Flash to the Orson/Bree courtship. Eventually he asks her to marry him. She thinks it's too soon, but he says it's been the best six months and he loves her. She agrees to marry him and tells the girls about it. They're excited, until they learn Bree and Orson haven't done the deed. She says they want to get married before, and of course slutty Gabby thinks that's a load of crap. But Bree wants to stand firm and the girls support her. Later, Orson tries to get frisky but she won't allow it. That's until he's washing the dishes and washes them a second time with some sort of treatment to get the streaks off. As crazy as this sounds, this is the kinda thing that turns Bree on. She and Orson head upstairs. Where the hell is Danielle? I just realized she's nowhere to be found and they don't talk about her. Anyway, as they're about to do it, Orson wants to, uh, how do I say it? Please Bree orally. Yeah. Hey, he is a dentist. Har har. She doesn't want to do it because she's a Republican. Instead she wants to be raped by taxes. He insists and she lets him do it, and she, ah, how do I say this, enjoys it a WHOLE lot. She immediately runs out to the doctor's because she's never experienced this. The astute doctor soon realizes that Bree had an orgasm, something she'd never experienced before. Poor girl.

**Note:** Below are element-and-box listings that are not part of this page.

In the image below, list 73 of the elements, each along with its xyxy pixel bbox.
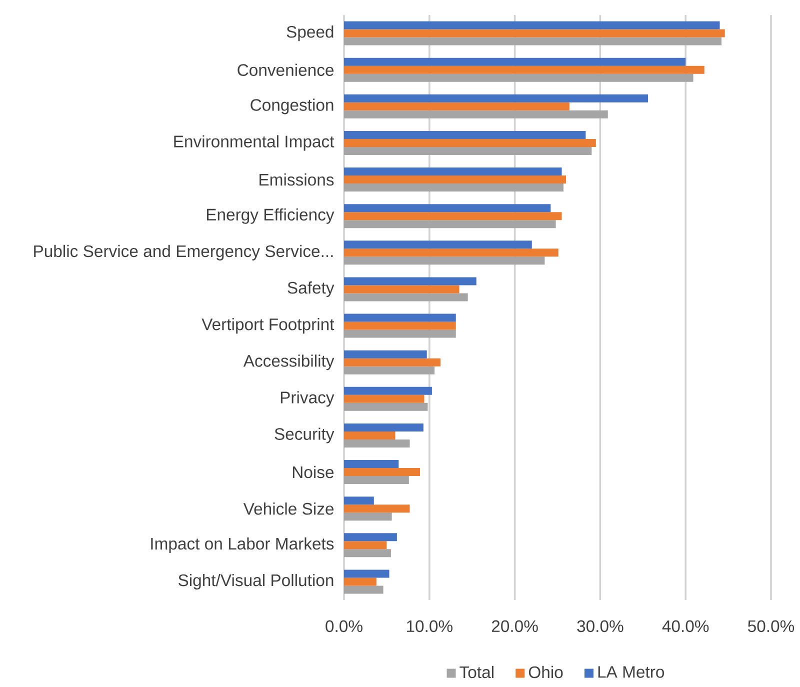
bar	[344, 350, 427, 358]
bar	[344, 330, 456, 338]
bar	[344, 314, 456, 322]
legend-label: LA Metro	[598, 666, 664, 678]
x-tick-label: 20.0%	[492, 620, 538, 632]
bar	[344, 358, 441, 366]
bar	[344, 460, 399, 468]
bar	[344, 110, 608, 118]
y-tick-label: Security	[274, 428, 334, 444]
y-tick-label: Accessibility	[243, 354, 334, 370]
bar	[344, 74, 694, 82]
bar	[344, 533, 397, 542]
bar	[344, 176, 566, 184]
bar	[344, 204, 551, 212]
bar	[344, 439, 410, 448]
bar	[344, 184, 564, 192]
bar	[344, 549, 391, 558]
x-tick-label: 50.0%	[748, 620, 794, 632]
bar	[344, 285, 460, 294]
bar	[344, 476, 409, 484]
legend-label: Ohio	[528, 666, 563, 678]
y-tick-label: Emissions	[260, 173, 334, 186]
x-tick-label: 10.0%	[407, 620, 452, 632]
bar	[344, 468, 420, 476]
y-tick-label: Speed	[286, 26, 334, 42]
bar	[344, 322, 456, 330]
bar	[344, 29, 725, 38]
y-tick-label: Privacy	[280, 391, 334, 407]
bar	[344, 293, 468, 302]
bar	[344, 386, 432, 395]
bar	[344, 578, 376, 586]
bar	[344, 212, 562, 220]
y-tick-label: Safety	[288, 281, 334, 298]
bar	[344, 240, 532, 249]
bar	[344, 402, 428, 411]
bar	[344, 586, 384, 594]
x-tick-label: 40.0%	[662, 620, 709, 632]
bar	[344, 21, 720, 30]
bar	[344, 504, 410, 513]
bar	[344, 58, 686, 66]
y-tick-label: Sight/Visual Pollution	[178, 574, 334, 590]
bar	[344, 394, 424, 403]
y-tick-label: Energy Efficiency	[206, 208, 334, 224]
legend-label: Total	[460, 666, 494, 678]
bar	[344, 138, 596, 147]
bar	[344, 570, 390, 578]
x-tick-label: 30.0%	[577, 620, 624, 632]
y-tick-label: Impact on Labor Markets	[151, 537, 334, 553]
x-tick-label: 0.0%	[326, 620, 362, 632]
bar	[344, 423, 424, 432]
y-tick-label: Environmental Impact	[174, 135, 334, 151]
bar	[344, 277, 476, 286]
y-tick-label: Convenience	[238, 64, 334, 76]
bar	[344, 37, 722, 46]
bar	[344, 94, 648, 102]
bar	[344, 102, 570, 110]
y-tick-label: Noise	[292, 466, 334, 478]
y-tick-label: Public Service and Emergency Service...	[34, 244, 333, 260]
bar	[344, 366, 435, 374]
bar	[344, 256, 545, 265]
bar	[344, 66, 704, 74]
y-tick-label: Congestion	[250, 98, 334, 114]
bar	[344, 248, 558, 257]
bar	[344, 168, 562, 176]
bar	[344, 431, 396, 440]
y-tick-label: Vertiport Footprint	[202, 318, 334, 334]
bar	[344, 512, 392, 521]
bar	[344, 541, 387, 550]
bar	[344, 496, 374, 505]
bar	[344, 130, 586, 139]
bar	[344, 146, 592, 155]
y-tick-label: Vehicle Size	[243, 502, 334, 515]
bar	[344, 220, 556, 228]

Bree throws a party that weekend because she finally found the big O. No, to announce their engagement. Unfortunately Jackie crashes it. She comes in and in front of everyone, asks Bree if Orson told her he killed his wife. Bree said yes, but he gave me my first orgasm so I don't care. At least that's what I would have said. But this is news to Bree, and all of their guests. Jackie warns Bree that if he could kill Alma, he could kill her. Good point. Jackie leaves and Bree goes into the kitchen. The girls try to follow but Orson goes in instead. He wants to make sure Bree believes him, that he didn't kill his wife. Bree smiles that "I have constipation smile" and says she believes him, which is not very convincing. He lets go of her hand and he's obviously been holding it tight. She continues the party but we know she's having doubts as later when she takes the trash out in pouring down rain, she doesn't even flinch, and stays out there to get extra wet.

This is a vast improvement from last year. Marc Cherry is now working on the show again, like he did the first season. And thank the holy good Lord for that because the show is finally moving in the right direction.